Student Vote BC brings democracy and governance to the classroom



While British Columbians of legal voting age won't head to the polls until tomorrow, more than 180,000 elementary and high school students are casting mock ballots across the province today as part of Student Vote BC.

The campaign offers a chance for teachers to bring concepts like democracy and governance into the classroom.

Jennifer Black, who teaches grades four and five at Myrtle Philip Community School, said students have been learning about the different kinds of governments globally, the Canadian Charter of Rights and Freedoms and the importance of democracy.

Heady topics for 10 year olds — how do you make such concepts relatable?

"You know what? It's relatable because they are living in this community — they are so active in Whistler and they sort of live the topics," Black said.

"They get stuck in the traffic, they feel the impact of all the travellers here, they are feeling the global climate change, and they're really interested, critically thinking kids. They're engaged learners."

Students were visited by local election candidates Jordan Sturdy (BC Liberals), Michelle Livaja (NDP), Dana Taylor (Green) and Tristan Galbraith (Independent).

"Tristan Galbraith was a great person for us to learn from, because he's a young guy who is passionate about change, he doesn't have a background in politics, he doesn't even have a background that would necessarily lead someone to go into a political role, but he's saying, 'you know what you guys? You can make a difference,'" Black said. "'Follow your dreams and be a leader.'"

Some of the Grade 4 students at Myrtle Philip shared their thoughts before the Monday morning vote began.

Breton Otieno, nine, said he learned that housing is an issue in the riding.

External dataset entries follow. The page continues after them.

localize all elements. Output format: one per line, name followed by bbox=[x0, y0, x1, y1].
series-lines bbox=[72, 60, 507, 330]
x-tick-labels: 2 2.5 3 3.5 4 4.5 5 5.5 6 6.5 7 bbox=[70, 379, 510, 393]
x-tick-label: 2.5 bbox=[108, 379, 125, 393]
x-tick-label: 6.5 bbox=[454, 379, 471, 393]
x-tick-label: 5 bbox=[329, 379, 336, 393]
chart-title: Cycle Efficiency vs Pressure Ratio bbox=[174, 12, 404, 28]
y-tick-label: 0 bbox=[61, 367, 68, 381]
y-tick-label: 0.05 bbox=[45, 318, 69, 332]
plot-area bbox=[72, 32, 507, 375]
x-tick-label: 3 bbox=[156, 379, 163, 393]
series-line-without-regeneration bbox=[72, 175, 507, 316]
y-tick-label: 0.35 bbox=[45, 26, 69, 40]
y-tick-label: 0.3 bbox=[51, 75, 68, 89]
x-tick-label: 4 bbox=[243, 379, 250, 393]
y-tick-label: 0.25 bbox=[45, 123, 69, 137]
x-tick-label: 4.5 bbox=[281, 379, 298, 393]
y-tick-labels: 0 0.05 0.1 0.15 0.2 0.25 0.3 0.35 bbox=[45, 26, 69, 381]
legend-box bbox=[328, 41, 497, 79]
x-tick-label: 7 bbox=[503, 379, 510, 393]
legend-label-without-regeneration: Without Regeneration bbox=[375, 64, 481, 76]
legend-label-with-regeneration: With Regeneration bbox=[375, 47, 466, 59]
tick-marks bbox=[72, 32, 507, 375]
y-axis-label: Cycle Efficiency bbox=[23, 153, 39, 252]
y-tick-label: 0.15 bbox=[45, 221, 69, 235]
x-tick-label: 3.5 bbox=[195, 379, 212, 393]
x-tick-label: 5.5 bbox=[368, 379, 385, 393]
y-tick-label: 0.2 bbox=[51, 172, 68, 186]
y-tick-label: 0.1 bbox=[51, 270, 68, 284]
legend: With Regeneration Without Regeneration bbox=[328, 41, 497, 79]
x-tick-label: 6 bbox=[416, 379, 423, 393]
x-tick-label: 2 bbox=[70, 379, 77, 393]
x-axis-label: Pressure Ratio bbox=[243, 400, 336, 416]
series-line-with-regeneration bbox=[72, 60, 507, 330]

"In Pemberton there are people that have to leave their homes because there's not enough houses, and they're selling them for expensive prices," Otieno said, adding that he thinks it's important that everyone has food and shelter.

Ten-year-old Megan Bedard said it was fun to listen to the candidates and the students had a lot of questions, but her vote would probably go to the Green Party.

"(I would vote for) Dana Taylor, because they don't want to cut down the trees and destroy nature," she said.

Thomas Legg, also 10, said he wants to see candidates address the traffic issue in Whistler.

"I think that I would vote for the person who cares and is most community-like, so the person who is most knowing of what's going on in the Sea to Sky area," Legg said.

"Vote for the person that you like, not what other people want you to vote for."

The Student Vote project is coordinated by Elections BC, the BC Teachers Federation, the Vancouver Foundation and the Government of Canada.

Results of the student vote will be released when polls close tomorrow at 8 p.m.